Reputation: 6483
I one hot encoded some variable and after some computation I would like to retrieve the original one.
What I am doing is the following:
I filter the one hot encoded column names (they all start with the name of the original variable, let say 'mycol'
)
filter_col = [col for col in df if col.startswith('mycol')]
Then I can simply multiply the column names by the filtered variables.
X_test[filter_col]*filter_col
However, this leads to a sparse matrix. How do I create one single variable out of this? Summing doesn't work as the empty spaces are treated as numbers and doing this: sum(X_test[filter_col]*filter_col)
I get
TypeError: unsupported operand type(s) for +: 'int' and 'str'
Any suggestion on how to proceed?
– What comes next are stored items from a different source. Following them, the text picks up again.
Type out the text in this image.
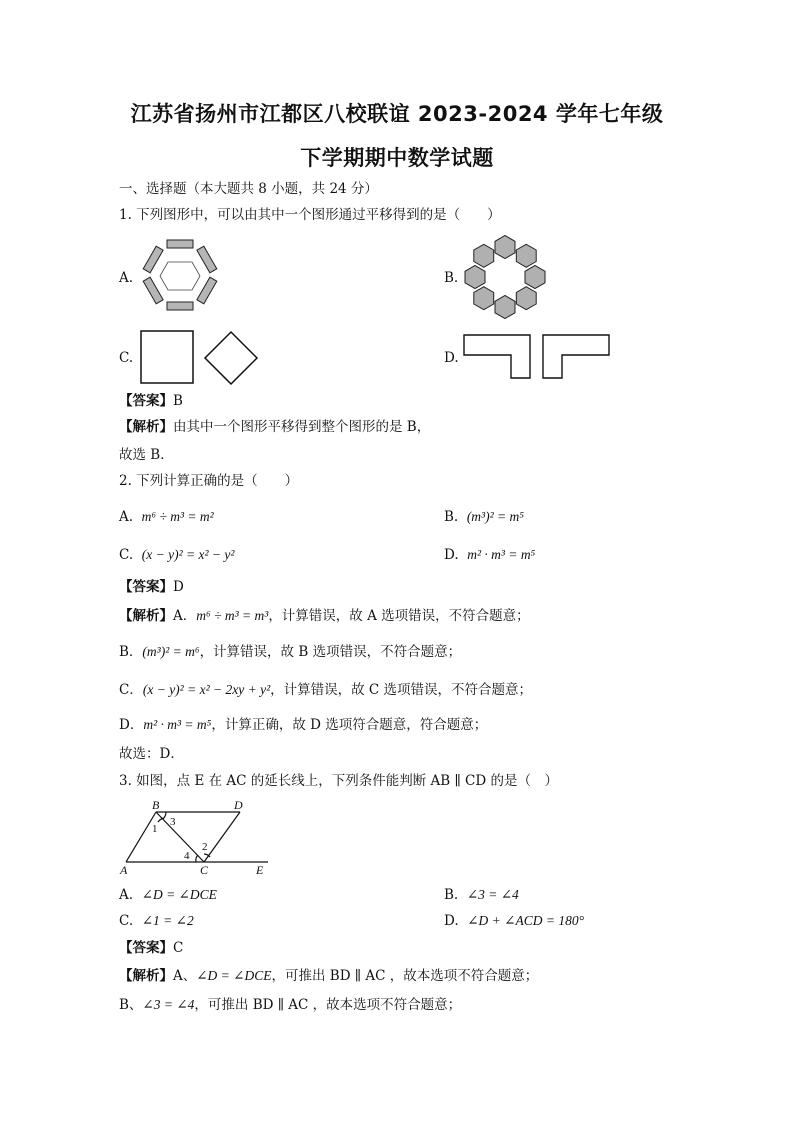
江苏省扬州市江都区八校联谊 2023-2024 学年七年级
下学期期中数学试题
一、选择题（本大题共 8 小题，共 24 分）
1. 下列图形中，可以由其中一个图形通过平移得到的是（　　）
A.	B.
C.	D.
【答案】B
【解析】由其中一个图形平移得到整个图形的是 B，
故选 B．
2. 下列计算正确的是（　　）
A. m⁶ ÷ m³ = m²	B. (m³)² = m⁵
C. (x − y)² = x² − y²	D. m² · m³ = m⁵
【答案】D
【解析】A．m⁶ ÷ m³ = m³，计算错误，故 A 选项错误，不符合题意；
B．(m³)² = m⁶，计算错误，故 B 选项错误，不符合题意；
C．(x − y)² = x² − 2xy + y²，计算错误，故 C 选项错误，不符合题意；
D．m² · m³ = m⁵，计算正确，故 D 选项符合题意，符合题意；
故选：D．
3. 如图，点 E 在 AC 的延长线上，下列条件能判断 AB ∥ CD 的是（　）
B	D
A	C	E
1
3
2
4
A. ∠D = ∠DCE	B. ∠3 = ∠4
C. ∠1 = ∠2	D. ∠D + ∠ACD = 180°
【答案】C
【解析】A、∠D = ∠DCE，可推出 BD ∥ AC ，故本选项不符合题意；
B、∠3 = ∠4，可推出 BD ∥ AC ，故本选项不符合题意；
Is this even the best approach or is there some function out there doing exactly what I need?
As request, here is an example, taken from here:
df= pd.DataFrame({
'mycol':np.random.choice( ['panda','python','shark'], 10),
})
df=pd.get_dummies(df)
Upvotes: 3
Views: 2311
Reputation: 862581
If need sum values per rows:
(X_test[filter_col]*filter_col).sum(axis=1)
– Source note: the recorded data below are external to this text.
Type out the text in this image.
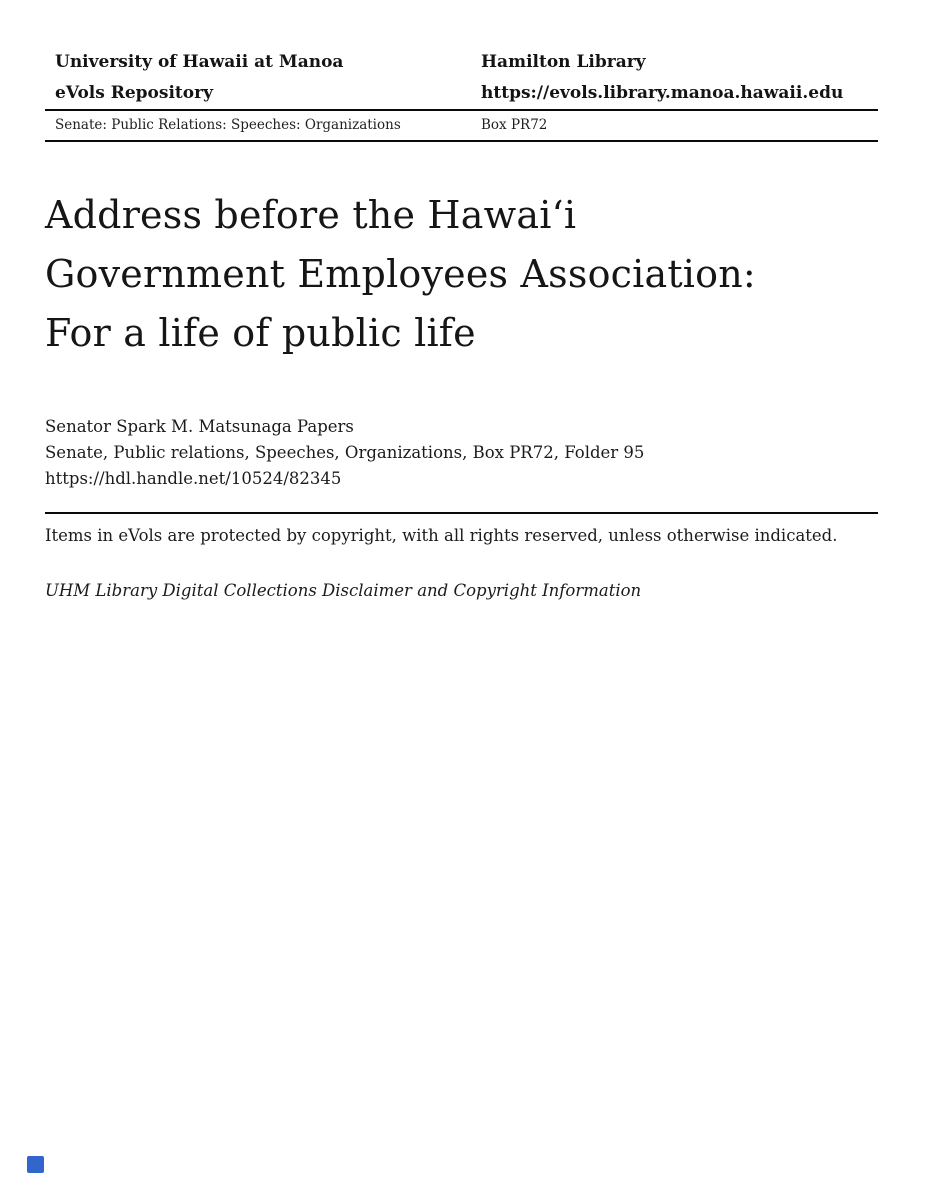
University of Hawaii at Manoa	Hamilton Library
eVols Repository	https://evols.library.manoa.hawaii.edu
Senate: Public Relations: Speeches: Organizations	Box PR72
Address before the Hawaiʻi
Government Employees Association:
For a life of public life
Senator Spark M. Matsunaga Papers
Senate, Public relations, Speeches, Organizations, Box PR72, Folder 95
https://hdl.handle.net/10524/82345
Items in eVols are protected by copyright, with all rights reserved, unless otherwise indicated.
UHM Library Digital Collections Disclaimer and Copyright Information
Solution if possible only 0
per rows or multiple 1
per rows:
X_test = pd.DataFrame({
'mycolB':[0,1,1,0],
'mycolC':[0,0,1,0],
'mycolD':[1,0,0,0],
})
filter_col = [col for col in X_test if col.startswith('mycol')]
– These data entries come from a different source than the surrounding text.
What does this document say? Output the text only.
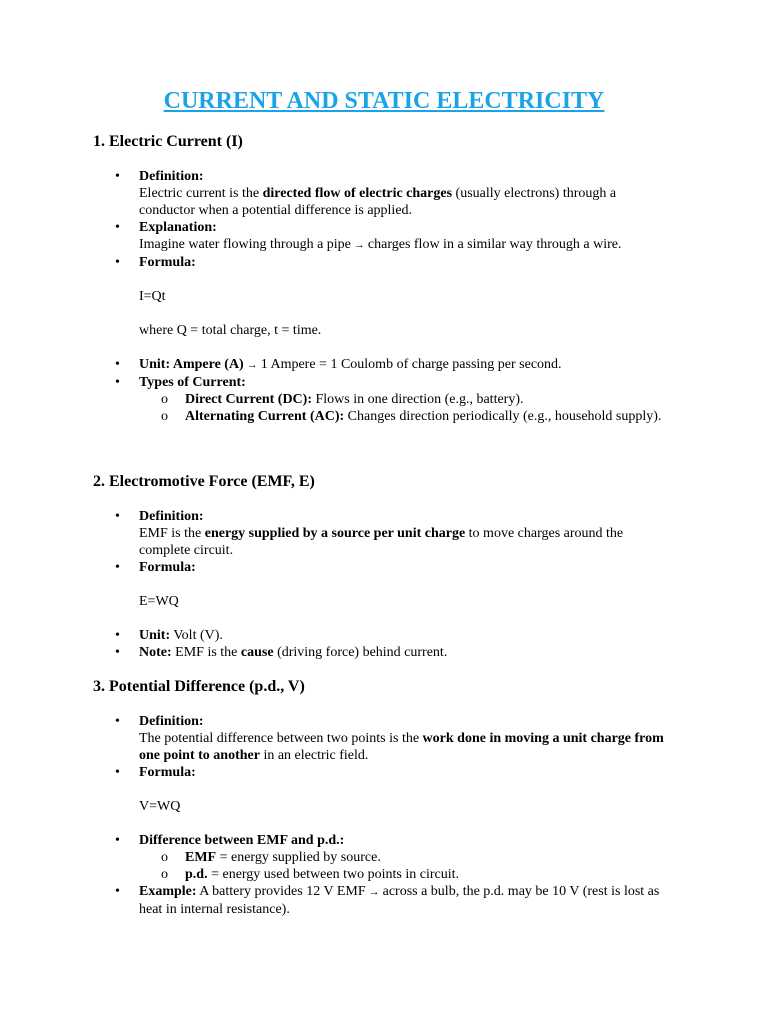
CURRENT AND STATIC ELECTRICITY
1. Electric Current (I)
• Definition:
Electric current is the directed flow of electric charges (usually electrons) through a conductor when a potential difference is applied.
• Explanation:
Imagine water flowing through a pipe → charges flow in a similar way through a wire.
• Formula:
I=Qt
where Q = total charge, t = time.
• Unit: Ampere (A) → 1 Ampere = 1 Coulomb of charge passing per second.
• Types of Current:
o Direct Current (DC): Flows in one direction (e.g., battery).
o Alternating Current (AC): Changes direction periodically (e.g., household supply).
2. Electromotive Force (EMF, E)
• Definition:
EMF is the energy supplied by a source per unit charge to move charges around the complete circuit.
• Formula:
E=WQ
• Unit: Volt (V).
• Note: EMF is the cause (driving force) behind current.
3. Potential Difference (p.d., V)
• Definition:
The potential difference between two points is the work done in moving a unit charge from one point to another in an electric field.
• Formula:
V=WQ
• Difference between EMF and p.d.:
o EMF = energy supplied by source.
o p.d. = energy used between two points in circuit.
• Example: A battery provides 12 V EMF → across a bulb, the p.d. may be 10 V (rest is lost as heat in internal resistance).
df = X_test[filter_col].dot(pd.Index(filter_col) + ', ' ).str.strip(', ')
print (df)
0 mycolD
1 mycolB
2 mycolB, mycolC
3
dtype: object
Upvotes: 2
Reputation: 18647
IIUC, you can use DataFrame.idxmax
along axis=1
. If necessary you can replace dummy prefix, with str.replace
:
X_test[filter_col].idxmax(axis=1).str.replace('mycol_', '')
Upvotes: 1